Das Formular wird in der Tat für Beschwerden genutzt. Von den Beschwerden, die wir haben - ich erwähnte ja eben, dass es etwas über 300 sind - sind so um die 260 über das Online-Formular zu uns gelangt. Die anderen eben auf anderen Wegen, auch per Post.

Sehen Sie aus den bisher von Ihnen gemachten Erfahrungen der ersten Monate, der ersten 100 Tage mit dem Netzwerkdurchsetzungsgesetz, schon bereits erste Änderungsbedarfe am Gesetz?

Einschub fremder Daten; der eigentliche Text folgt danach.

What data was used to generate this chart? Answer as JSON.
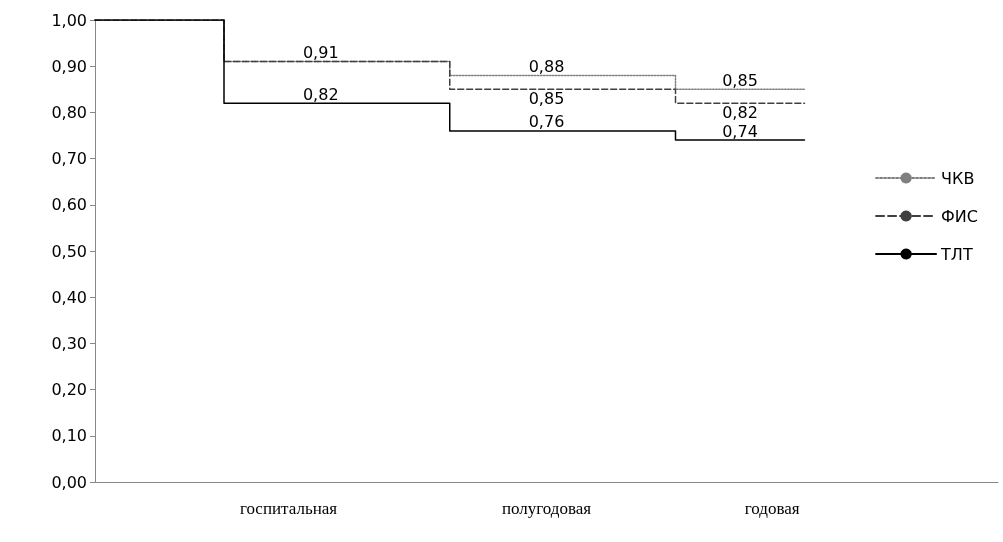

Im Moment klären wir noch die eine oder andere Rechtsfrage  mit dem Bundesministerium der Justiz und für Verbraucherschutz. Das ist sehr hilfreich, weil das Ministerium die Motive des Gesetzgebers sehr gut offenlegen kann. In der Praxis ergeben sich für uns auch gewisse Änderungswünsche, die aber nicht ins große Ganze zielen, sondern eher in Detailfragen, die uns in unserer Arbeit beschäftigen. Als Beispiel möchte ich nennen die Auskunftsperson für die inländischen Strafverfolgungsbehörden. Das Netzwerkdurchsetzungsgesetz sieht vor, dass eine solche Person zu benennen ist; aber es lässt völlig offen, wem gegenüber das zu geschehen hat. Wir als Bundesamt für Justiz haben jetzt angeboten, dass die Netzwerke uns die entsprechenden Personen benennen können. Wir stellen die Angaben auf der Internetseite ein und die Strafverfolgungsbehörden können auf unserer Internetseite erkennen, wer als Ansprechpartner bei den Netzwerken zur Verfügung steht. Das ist aber ein Angebot, verpflichtend ist das nicht.